If we don't do the above?
EVERYthing he's done or would do in the future is tainted. This is not something Congress could throw a quick law through to get over(and who would sign it?); we're talking having to actually amend the Constitution to change that. And God, wouldn't there be a mess while you were trying to do it? And lawsuits on everything in sight. Because "He was not a valid President when he signed/appointed/whatever.", and rightly so.

So the question, better put, is "Would you favor follow the law and let the chips fall, or somehow letting him stay in the office(IF a legal way could be found) so as to minimize disruption?(it wouldn't, the disruption might actually be worse, but that would be the argument)

7 comments:

Anonymous said...

If we abandon the Constitution, we abandon the Republic.

Anonymous said...

I'd follow the law. I'm curious, though, would Biden become President? If Obama was ineligible to run, wouldn't his pick of Biden be ineligible as well?

Brass

Mjolnir said...

I'm with Curtis. Regaredless of the fallout, if he is determined to be unconstitutionally elected, he needs to go. period.

Kevin said...

At this point I'm not sure that Biden wouldn't be better. As someone commented at my site a while back, "Sure, he's stupid, but at least he doesn't hate America."

jed said...

I disagree that we'd end up with Biden in office.
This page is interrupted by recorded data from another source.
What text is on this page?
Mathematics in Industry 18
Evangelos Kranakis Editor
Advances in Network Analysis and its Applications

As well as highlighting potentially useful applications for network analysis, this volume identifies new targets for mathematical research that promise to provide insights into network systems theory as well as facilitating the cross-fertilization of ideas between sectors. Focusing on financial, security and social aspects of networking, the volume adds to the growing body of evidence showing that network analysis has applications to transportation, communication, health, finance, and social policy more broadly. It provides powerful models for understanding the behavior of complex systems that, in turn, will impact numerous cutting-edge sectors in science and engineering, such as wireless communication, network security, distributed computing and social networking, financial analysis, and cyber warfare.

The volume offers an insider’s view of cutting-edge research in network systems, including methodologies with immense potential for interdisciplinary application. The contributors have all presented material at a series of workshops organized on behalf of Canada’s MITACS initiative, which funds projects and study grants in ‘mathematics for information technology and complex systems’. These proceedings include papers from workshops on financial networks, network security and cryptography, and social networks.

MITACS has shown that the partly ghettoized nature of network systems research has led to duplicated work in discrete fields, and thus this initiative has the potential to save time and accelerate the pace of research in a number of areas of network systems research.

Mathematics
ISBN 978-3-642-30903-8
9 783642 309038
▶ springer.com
But that's because, as I stated before, the entire electoral process would be null and void. I don't know that SCOTUS would hold such an opinion, and I think that that's where the question would wind up.
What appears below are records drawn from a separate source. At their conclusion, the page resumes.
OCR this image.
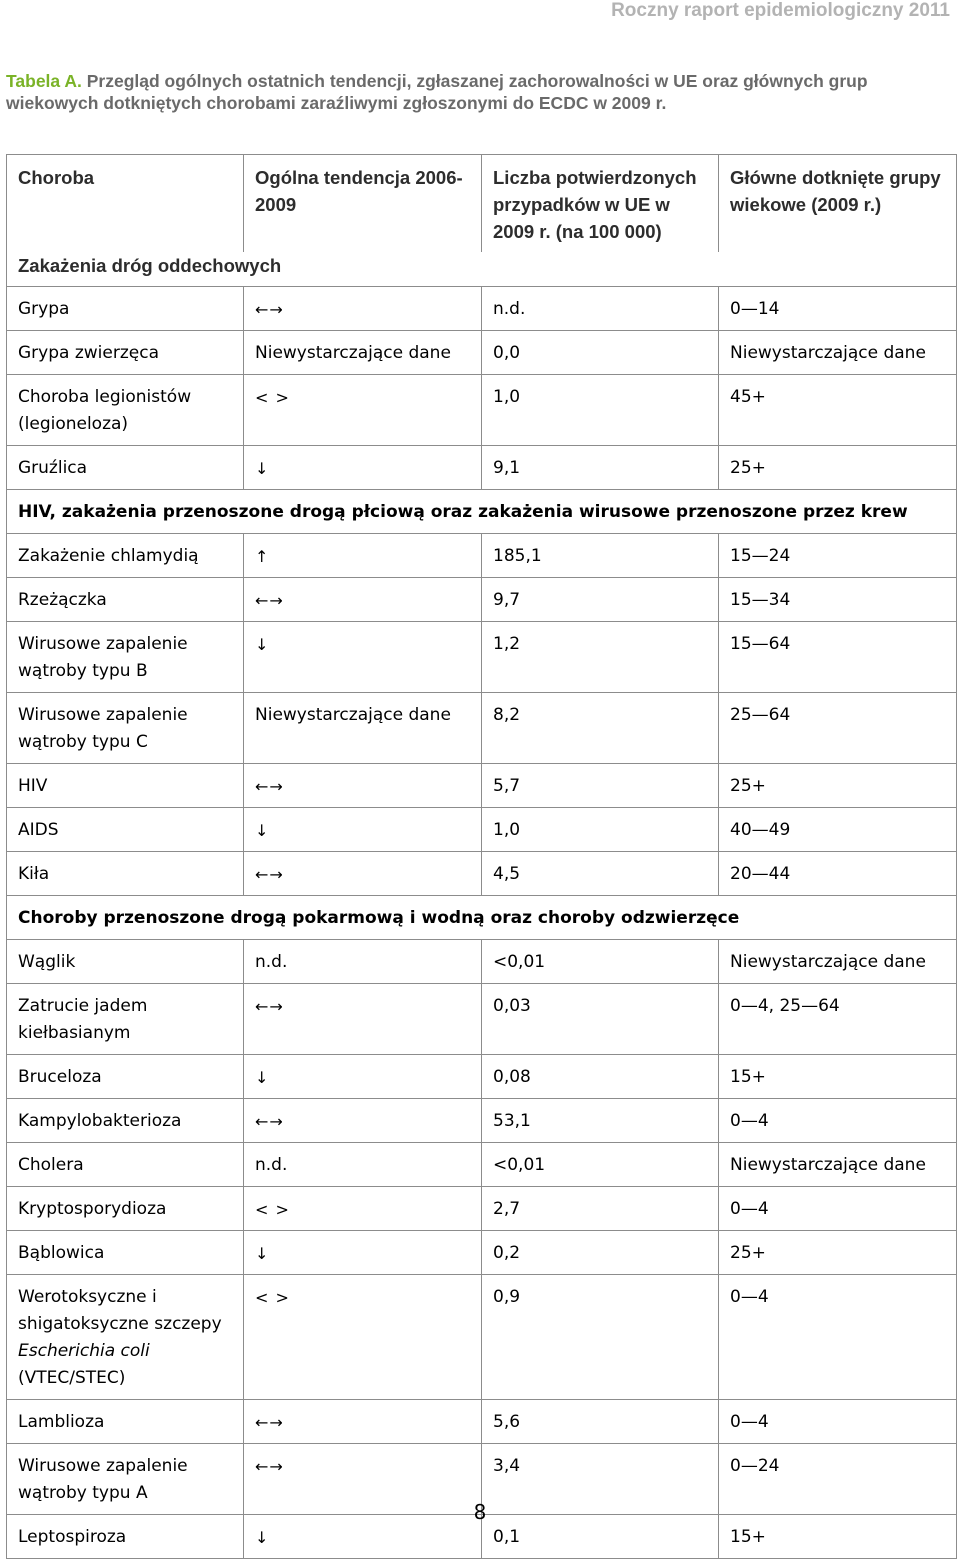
Roczny raport epidemiologiczny 2011
Tabela A. Przegląd ogólnych ostatnich tendencji, zgłaszanej zachorowalności w UE oraz głównych grup wiekowych dotkniętych chorobami zaraźliwymi zgłoszonymi do ECDC w 2009 r.
Choroba	Ogólna tendencja 2006-2009	Liczba potwierdzonych przypadków w UE w 2009 r. (na 100 000)	Główne dotknięte grupy wiekowe (2009 r.)
Zakażenia dróg oddechowych			
Grypa	←→	n.d.	0—14
Grypa zwierzęca	Niewystarczające dane	0,0	Niewystarczające dane
Choroba legionistów (legioneloza)	< >	1,0	45+
Gruźlica	↓	9,1	25+
HIV, zakażenia przenoszone drogą płciową oraz zakażenia wirusowe przenoszone przez krew			
Zakażenie chlamydią	↑	185,1	15—24
Rzeżączka	←→	9,7	15—34
Wirusowe zapalenie wątroby typu B	↓	1,2	15—64
Wirusowe zapalenie wątroby typu C	Niewystarczające dane	8,2	25—64
HIV	←→	5,7	25+
AIDS	↓	1,0	40—49
Kiła	←→	4,5	20—44
Choroby przenoszone drogą pokarmową i wodną oraz choroby odzwierzęce			
Wąglik	n.d.	<0,01	Niewystarczające dane
Zatrucie jadem kiełbasianym	←→	0,03	0—4, 25—64
Bruceloza	↓	0,08	15+
Kampylobakterioza	←→	53,1	0—4
Cholera	n.d.	<0,01	Niewystarczające dane
Kryptosporydioza	< >	2,7	0—4
Bąblowica	↓	0,2	25+
Werotoksyczne i shigatoksyczne szczepy Escherichia coli (VTEC/STEC)	< >	0,9	0—4
Lamblioza	←→	5,6	0—4
Wirusowe zapalenie wątroby typu A	←→	3,4	0—24
Leptospiroza	↓	0,1	15+
8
However, here's an interesting thought. We elected electors, not a president. I wonder about the possibility of reconvening the electoral college. I'm not sure how a slate of candidates would be presented to them.

But yes, we do what the law demands, no matter how messy. The main problem with this is that there are things which simply cannot be undone. Or perhaps I'm wrong about that, but how, e.g., do you return GM to it's pre-breakup state? Also, the solution proposed in comments to your prior post about Congress simply re-authorizing past bills raises ex-post-facto problems.

Tangental to this is the observation that if the damn feddies didn't have their fingers in every damn pie under the sun, and instead restricted their activities to those enumerated, this wouldn't be such a large problem to fix.

Firehand said...

I'm figuring that since Biden is actually qualified(birth-wise), he'd be put in. Either that or it'd devolve to Pelosi and THAT is a REAL nightmare.

skidmark said...

I'm going to basically repeat my comment to your previous post/ question -- leave the big chair vacant and coast along till the next election cycle.

Obama/Biden are out of office, and there is no line of succession to deal with. It would be as if we had voted for "None of the Above" and they won.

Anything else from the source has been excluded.